Can something so classic become new again? In the latest take on blush—seen everywhere from the fall runways of Chanel and Dior to the red-carpet looks of Gigi Hadid and Ayo Edebiri—rouge is no longer relegated to the cheekbones, but worn expansively across the face, or even across the bridge of your nose. The new blush is dynamic, constitutionally opposed to the idea of contouring: You’re not trying to fix your face in 3D, emphasizing your sphinx-like planes and angles; you’re signaling to the world that something has happened to you—emotion, exertion, or some combination of the two.

However, the line between rosy and rosacea is undeniably thin, and so before I endeavor to re-create any of these looks, I solicit the advice of experts. “I always apply blush as the last step in my beauty routine,” Peter Philips, creative and image director of Christian Dior makeup, advises. “And I like to build it up slowly to avoid any regret.” When asked about his inspiration, Philips says, rather poetically, “Everywhere men and women are immortalized in great light” and inadvertently gives me the directive I will, for the rest of my life, use when asking someone to take my photo. Armed with this catchphrase, I attempt my first dialed-up blush look with Dior Rouge Blush Colour & Glow in Riviera, a subtle peachy pink—it’s feminine and fresh but not hugely audacious. I add extra layers to build an expansive bloom, then add some to my chin and forehead. Next I dare myself to try Dior’s Rosy Glow in Pink, a hue so electric I cannot find an apt point of comparison. Peonies? A tropical sunset? The color it most reminds me of is Lil’ Kim’s iconic pink hair from the ’90s. Blush is daring, I tell myself, then start powdering.

My first stop is my living room, where my husband (a fellow Brit) is rapturously watching England play soccer with our eight-month-old son bouncing on his lap. I wait until halftime before looming my face in his direction.

“How do I look?” I ask, tilting my cheeks from side to side.

“Pretty!” he says confidently.

“…And?”

He falters.

“…Pink?” he hazards.

He’s not wrong, sweet man, but I’m seeking a more specific endorsement.

“It’s giving Kirsten Dunst in Marie Antoinette,” says a friend I meet for lunch. “You look like you just ran a marathon,” declares another.

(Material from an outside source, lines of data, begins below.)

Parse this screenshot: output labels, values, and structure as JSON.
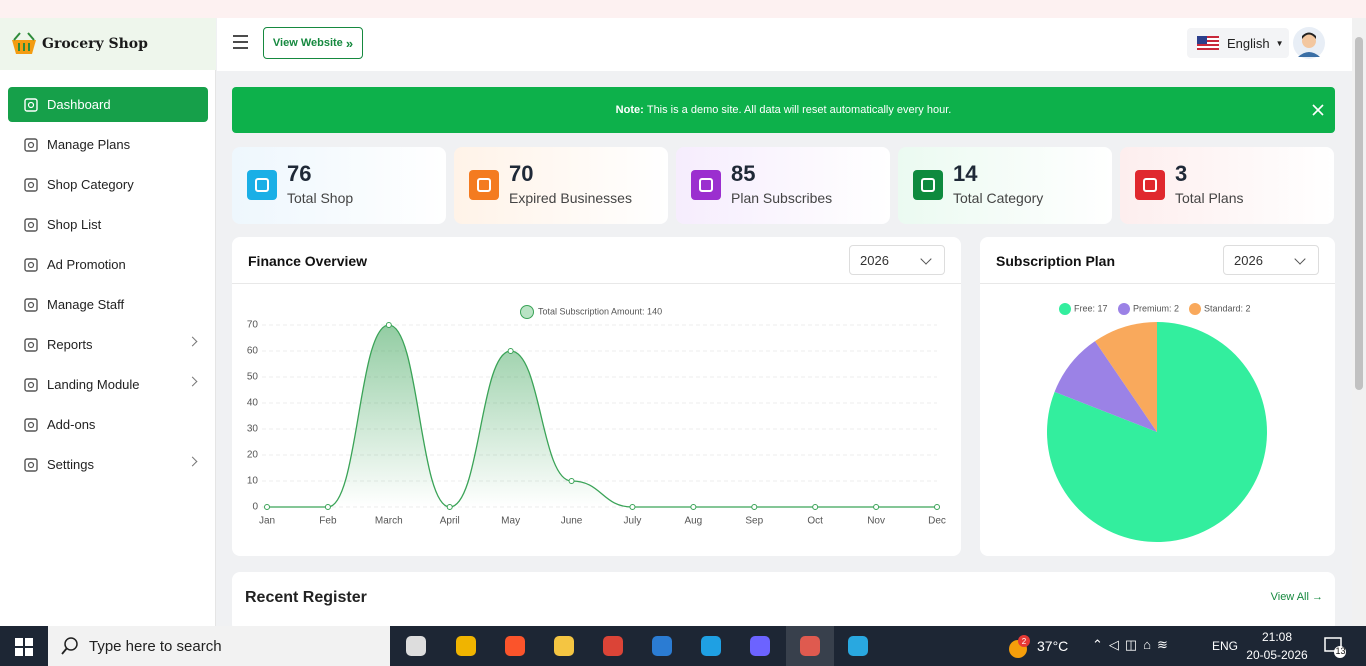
{
  "sidebar": {
    "brand": "Grocery Shop",
    "menu": [
      "Dashboard",
      "Manage Plans",
      "Shop Category",
      "Shop List",
      "Ad Promotion",
      "Manage Staff",
      "Reports",
      "Landing Module",
      "Add-ons",
      "Settings"
    ]
  },
  "header": {
    "view_website": "View Website",
    "language": "English"
  },
  "notice": {
    "label": "Note:",
    "text": "This is a demo site. All data will reset automatically every hour."
  },
  "stats": [
    {
      "value": "76",
      "label": "Total Shop"
    },
    {
      "value": "70",
      "label": "Expired Businesses"
    },
    {
      "value": "85",
      "label": "Plan Subscribes"
    },
    {
      "value": "14",
      "label": "Total Category"
    },
    {
      "value": "3",
      "label": "Total Plans"
    }
  ],
  "finance_card": {
    "title": "Finance Overview",
    "year": "2026"
  },
  "subscription_card": {
    "title": "Subscription Plan",
    "year": "2026"
  },
  "chart_data": [
    {
      "type": "line",
      "categories": [
        "Jan",
        "Feb",
        "March",
        "April",
        "May",
        "June",
        "July",
        "Aug",
        "Sep",
        "Oct",
        "Nov",
        "Dec"
      ],
      "series": [
        {
          "name": "Total Subscription Amount: 140",
          "color": "#3aa357",
          "values": [
            0,
            0,
            70,
            0,
            60,
            10,
            0,
            0,
            0,
            0,
            0,
            0
          ]
        }
      ],
      "ylim": [
        0,
        70
      ],
      "yticks": [
        0,
        10,
        20,
        30,
        40,
        50,
        60,
        70
      ],
      "grid": true
    },
    {
      "type": "pie",
      "categories": [
        "Free",
        "Premium",
        "Standard"
      ],
      "values": [
        17,
        2,
        2
      ],
      "legend_labels": [
        "Free: 17",
        "Premium: 2",
        "Standard: 2"
      ],
      "colors": [
        "#33ee9e",
        "#9b82e6",
        "#f9a95c"
      ]
    }
  ],
  "recent_register": {
    "title": "Recent Register",
    "view_all": "View All"
  },
  "taskbar": {
    "search": "Type here to search",
    "weather_badge": "2",
    "temperature": "37°C",
    "language": "ENG",
    "time": "21:08",
    "date": "20-05-2026",
    "notifications": "13"
  }
}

For my next attempt, Violette, Guer­lain’s creative director of makeup, talks me through her process. She recommends sfumato, the technique perfected by Leonardo da Vinci of creating imperceptible transitions between light and shade. “Applying blush where blood flows enhances a healthy and natural appearance,” she says, “unlike applying it to just the cheekbone, which can look structured or unnatural.” I start with Guerlain’s Terracotta Blush in Light Nude, then add accents with the Deep Nude hue from the same collection. Somehow I look like I just slept 12 hours. Blush is rest, I think.